Biopolitics, as the interpenetration of law and the body, is the subject of Chapter 4. In his study of the Declaration of the Rights of Man and of the Citizen of 1789, Giorgio Agamben has shown that “all political subjectivity is tied to the formation of the bios – the naturalized, biologized community formed by drawing a boundary of inclusion and exclusion” [95]. The sublime highlights dissent and disagreement within a general scheme of social cooperation. To examine the links between aesthetics, nations, and rights, Canuel turns towards Charlotte Smith’s long poem in blank verse Beachy Head. This posthumous text is all about nationhood, defined as national integrity and enclosure: “the aesthetic mode of the sublime proposes a moral-political stance that involves extension and rebuilding beyond the quandaries of sympathy” [107].

Surprisingly enough, Chapter 5 considers the rights of animals in the Romantic age, as new individuals can be included within the scope of justice: black slaves, women and other marginal members of society, including non-human members. In “The Mouse’s Petition” (1773), Anna Barbauld assumes an identity among all living things, man having an “angelic” duty of kindness towards the animal, while “the poem also argues for the mouse’s inferiority to the human, just as the human is inferior to the angel” [128]. Sarah Trimmer’s Fabulous Histories (1786) advocate a specific set of duties towards animals.

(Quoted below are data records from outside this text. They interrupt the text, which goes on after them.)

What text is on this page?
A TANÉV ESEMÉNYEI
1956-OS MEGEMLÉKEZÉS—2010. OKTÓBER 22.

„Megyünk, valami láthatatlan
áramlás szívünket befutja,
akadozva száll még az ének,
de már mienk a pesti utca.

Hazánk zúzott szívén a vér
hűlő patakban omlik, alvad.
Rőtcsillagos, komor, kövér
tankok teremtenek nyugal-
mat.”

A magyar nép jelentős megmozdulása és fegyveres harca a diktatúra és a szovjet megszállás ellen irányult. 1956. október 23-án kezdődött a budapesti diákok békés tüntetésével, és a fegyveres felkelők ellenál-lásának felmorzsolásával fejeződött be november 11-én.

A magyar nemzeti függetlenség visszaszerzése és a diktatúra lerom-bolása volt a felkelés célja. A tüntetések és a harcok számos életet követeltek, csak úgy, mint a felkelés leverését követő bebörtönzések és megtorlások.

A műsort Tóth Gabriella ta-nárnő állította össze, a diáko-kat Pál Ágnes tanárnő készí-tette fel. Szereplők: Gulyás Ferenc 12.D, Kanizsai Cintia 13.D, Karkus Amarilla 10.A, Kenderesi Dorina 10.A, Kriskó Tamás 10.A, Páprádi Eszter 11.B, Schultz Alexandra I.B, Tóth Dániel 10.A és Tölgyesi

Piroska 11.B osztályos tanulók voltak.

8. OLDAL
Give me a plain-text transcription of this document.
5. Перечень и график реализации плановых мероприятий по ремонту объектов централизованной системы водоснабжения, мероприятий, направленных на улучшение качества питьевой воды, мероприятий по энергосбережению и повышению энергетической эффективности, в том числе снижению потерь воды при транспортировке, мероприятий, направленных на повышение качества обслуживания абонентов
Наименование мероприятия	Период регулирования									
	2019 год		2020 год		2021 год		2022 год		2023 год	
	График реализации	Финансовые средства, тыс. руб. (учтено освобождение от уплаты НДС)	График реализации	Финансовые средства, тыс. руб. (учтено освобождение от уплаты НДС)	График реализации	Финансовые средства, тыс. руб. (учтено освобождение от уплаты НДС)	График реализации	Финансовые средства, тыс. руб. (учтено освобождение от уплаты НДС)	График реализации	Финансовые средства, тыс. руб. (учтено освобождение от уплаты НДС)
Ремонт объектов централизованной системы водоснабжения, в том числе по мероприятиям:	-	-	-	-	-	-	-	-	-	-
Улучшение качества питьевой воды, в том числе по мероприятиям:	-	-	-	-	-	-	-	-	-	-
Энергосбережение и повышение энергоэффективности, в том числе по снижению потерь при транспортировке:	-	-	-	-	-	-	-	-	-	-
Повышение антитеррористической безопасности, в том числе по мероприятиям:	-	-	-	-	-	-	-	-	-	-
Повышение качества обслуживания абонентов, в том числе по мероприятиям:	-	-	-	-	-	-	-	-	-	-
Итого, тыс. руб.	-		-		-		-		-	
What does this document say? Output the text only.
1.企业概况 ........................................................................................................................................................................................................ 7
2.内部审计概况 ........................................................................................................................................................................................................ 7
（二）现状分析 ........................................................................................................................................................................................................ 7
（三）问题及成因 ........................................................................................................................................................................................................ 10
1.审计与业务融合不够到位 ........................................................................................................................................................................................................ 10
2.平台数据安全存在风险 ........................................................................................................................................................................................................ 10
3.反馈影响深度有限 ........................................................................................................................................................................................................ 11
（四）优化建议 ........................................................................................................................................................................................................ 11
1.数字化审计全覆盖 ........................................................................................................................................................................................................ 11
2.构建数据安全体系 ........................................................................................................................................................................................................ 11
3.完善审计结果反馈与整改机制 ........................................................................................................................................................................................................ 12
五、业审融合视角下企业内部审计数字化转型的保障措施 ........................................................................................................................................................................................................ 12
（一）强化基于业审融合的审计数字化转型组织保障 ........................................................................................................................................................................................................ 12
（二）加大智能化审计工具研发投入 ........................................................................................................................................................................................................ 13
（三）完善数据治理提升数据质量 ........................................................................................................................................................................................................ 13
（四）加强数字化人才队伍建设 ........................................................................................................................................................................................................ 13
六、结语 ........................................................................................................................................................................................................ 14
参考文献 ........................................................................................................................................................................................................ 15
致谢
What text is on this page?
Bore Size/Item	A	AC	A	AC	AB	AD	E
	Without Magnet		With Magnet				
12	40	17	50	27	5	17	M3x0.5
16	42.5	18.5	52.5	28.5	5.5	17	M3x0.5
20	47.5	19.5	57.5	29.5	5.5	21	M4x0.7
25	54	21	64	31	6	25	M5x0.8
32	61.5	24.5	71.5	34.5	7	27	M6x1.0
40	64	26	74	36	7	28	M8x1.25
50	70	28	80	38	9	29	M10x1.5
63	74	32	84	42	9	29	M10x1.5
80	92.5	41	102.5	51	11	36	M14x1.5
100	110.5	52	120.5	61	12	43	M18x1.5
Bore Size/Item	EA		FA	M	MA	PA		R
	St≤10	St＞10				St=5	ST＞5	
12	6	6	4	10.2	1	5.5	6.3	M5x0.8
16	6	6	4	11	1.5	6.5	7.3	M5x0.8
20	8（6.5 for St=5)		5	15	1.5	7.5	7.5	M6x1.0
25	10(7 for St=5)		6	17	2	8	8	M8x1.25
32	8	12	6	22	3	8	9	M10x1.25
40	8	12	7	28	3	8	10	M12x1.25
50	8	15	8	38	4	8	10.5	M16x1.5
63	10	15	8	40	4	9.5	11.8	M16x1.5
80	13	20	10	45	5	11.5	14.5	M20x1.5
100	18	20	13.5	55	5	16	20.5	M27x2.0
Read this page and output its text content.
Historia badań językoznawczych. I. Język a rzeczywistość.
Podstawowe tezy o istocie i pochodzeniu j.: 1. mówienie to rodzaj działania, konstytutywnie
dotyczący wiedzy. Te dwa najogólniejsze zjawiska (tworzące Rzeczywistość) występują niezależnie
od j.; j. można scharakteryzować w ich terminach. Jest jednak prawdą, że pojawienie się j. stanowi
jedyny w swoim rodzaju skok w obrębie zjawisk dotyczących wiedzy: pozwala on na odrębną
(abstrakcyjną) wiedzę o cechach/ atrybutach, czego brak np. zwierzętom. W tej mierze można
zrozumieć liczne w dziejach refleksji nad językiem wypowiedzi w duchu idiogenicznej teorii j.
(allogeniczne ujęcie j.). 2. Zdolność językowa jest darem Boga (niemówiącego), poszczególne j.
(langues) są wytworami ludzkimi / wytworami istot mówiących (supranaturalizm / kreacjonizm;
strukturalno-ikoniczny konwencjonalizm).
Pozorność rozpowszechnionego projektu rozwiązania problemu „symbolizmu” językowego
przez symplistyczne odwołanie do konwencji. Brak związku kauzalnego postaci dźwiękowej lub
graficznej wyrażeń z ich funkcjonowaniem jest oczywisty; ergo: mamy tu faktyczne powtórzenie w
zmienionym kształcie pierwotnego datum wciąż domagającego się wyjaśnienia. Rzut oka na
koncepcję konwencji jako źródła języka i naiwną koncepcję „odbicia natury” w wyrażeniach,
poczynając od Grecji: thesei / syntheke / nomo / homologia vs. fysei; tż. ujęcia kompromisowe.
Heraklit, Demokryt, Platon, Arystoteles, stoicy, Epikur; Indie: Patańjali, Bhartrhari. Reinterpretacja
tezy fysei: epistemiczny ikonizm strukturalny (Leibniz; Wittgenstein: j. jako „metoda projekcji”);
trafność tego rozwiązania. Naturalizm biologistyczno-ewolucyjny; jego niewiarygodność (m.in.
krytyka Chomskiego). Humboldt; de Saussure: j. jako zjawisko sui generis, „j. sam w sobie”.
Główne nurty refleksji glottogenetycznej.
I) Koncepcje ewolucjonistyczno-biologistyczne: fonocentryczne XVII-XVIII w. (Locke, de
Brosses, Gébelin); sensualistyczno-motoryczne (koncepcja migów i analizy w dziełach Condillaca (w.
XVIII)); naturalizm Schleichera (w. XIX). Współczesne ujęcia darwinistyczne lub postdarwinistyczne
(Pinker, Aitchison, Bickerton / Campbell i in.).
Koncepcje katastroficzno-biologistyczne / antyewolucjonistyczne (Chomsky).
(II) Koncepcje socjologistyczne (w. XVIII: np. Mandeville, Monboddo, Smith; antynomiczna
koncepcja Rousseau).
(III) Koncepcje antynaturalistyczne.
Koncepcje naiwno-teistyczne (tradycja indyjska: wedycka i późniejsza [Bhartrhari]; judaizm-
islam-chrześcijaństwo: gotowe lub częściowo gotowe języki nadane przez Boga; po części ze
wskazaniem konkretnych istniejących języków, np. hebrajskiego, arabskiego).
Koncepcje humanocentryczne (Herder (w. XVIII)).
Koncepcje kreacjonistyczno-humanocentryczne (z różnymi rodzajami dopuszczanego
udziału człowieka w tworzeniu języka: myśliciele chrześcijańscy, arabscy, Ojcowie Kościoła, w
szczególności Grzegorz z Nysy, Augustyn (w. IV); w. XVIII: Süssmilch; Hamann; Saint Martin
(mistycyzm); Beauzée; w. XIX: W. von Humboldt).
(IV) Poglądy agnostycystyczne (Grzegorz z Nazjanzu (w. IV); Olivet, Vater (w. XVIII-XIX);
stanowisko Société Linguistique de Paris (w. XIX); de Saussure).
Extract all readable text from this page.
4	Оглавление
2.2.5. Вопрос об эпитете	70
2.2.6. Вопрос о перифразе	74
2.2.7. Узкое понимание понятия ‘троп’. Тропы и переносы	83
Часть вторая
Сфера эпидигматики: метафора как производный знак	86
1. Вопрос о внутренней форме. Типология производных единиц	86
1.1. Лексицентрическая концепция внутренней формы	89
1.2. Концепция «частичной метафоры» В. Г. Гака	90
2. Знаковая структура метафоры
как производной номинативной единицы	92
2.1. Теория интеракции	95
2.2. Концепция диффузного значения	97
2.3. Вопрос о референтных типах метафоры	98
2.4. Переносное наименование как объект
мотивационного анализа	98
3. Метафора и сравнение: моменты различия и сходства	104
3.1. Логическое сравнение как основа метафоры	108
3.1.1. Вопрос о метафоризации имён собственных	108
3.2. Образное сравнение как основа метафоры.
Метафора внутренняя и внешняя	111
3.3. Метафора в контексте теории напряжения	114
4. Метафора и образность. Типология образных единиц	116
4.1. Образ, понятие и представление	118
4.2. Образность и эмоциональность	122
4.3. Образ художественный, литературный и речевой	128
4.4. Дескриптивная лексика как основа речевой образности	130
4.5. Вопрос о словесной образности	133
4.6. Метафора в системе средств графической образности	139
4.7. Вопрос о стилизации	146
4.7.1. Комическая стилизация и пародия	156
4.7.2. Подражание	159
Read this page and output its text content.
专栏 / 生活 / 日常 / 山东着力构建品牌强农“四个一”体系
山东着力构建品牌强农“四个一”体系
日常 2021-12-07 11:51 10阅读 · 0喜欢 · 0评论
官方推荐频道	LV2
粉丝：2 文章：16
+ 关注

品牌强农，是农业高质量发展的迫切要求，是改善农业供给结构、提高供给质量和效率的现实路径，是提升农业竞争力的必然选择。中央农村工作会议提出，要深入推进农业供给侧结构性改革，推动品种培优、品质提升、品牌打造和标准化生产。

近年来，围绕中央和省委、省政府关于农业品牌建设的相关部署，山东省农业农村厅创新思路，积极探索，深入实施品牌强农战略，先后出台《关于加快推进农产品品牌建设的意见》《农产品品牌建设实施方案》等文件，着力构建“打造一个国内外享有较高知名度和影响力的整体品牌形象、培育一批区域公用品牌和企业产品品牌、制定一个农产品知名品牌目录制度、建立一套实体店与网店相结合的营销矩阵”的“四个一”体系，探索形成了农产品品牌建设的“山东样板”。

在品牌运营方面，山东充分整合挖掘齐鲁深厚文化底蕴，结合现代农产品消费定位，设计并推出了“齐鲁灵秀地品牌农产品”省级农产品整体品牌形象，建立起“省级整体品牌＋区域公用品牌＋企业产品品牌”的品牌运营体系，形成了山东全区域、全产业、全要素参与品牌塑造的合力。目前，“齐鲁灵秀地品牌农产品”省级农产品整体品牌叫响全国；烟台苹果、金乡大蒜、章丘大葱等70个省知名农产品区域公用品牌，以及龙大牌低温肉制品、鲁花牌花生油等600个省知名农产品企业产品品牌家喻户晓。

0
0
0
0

The theory of animal rights is also contaminated by beauty theory: “writers inevitably view the capabilities of animals in terms of their adherence to the logic of beauty, that is, in terms of their anthropomorphic resemblance to humans in their actions and affiliations” [13]. The sublime, however, is present in William Cowper’s depictions of the death of animals: “On a Goldfinch starved to Death in his Cage” (1782) and “On the Death of Mrs. Throckmorton’s Bullfinch” (1789) limit the grief one can feel for dead pets, as opposed to the pity inspired by the fate of slaves. In “Fears in Solitude”, Coleridge insists on the difference between harming humans and harming nonhuman beings. As illustrated by Queen Mab, beauty for Shelley is not based on symmetries and resemblances, but is much closer to the sublime, as a human form which strives to be more than human, to include all living creatures, even plants, since Shelley also advocated vegetarianism. Progress for mankind would mean “a progress toward increasing justice toward all beings” [144].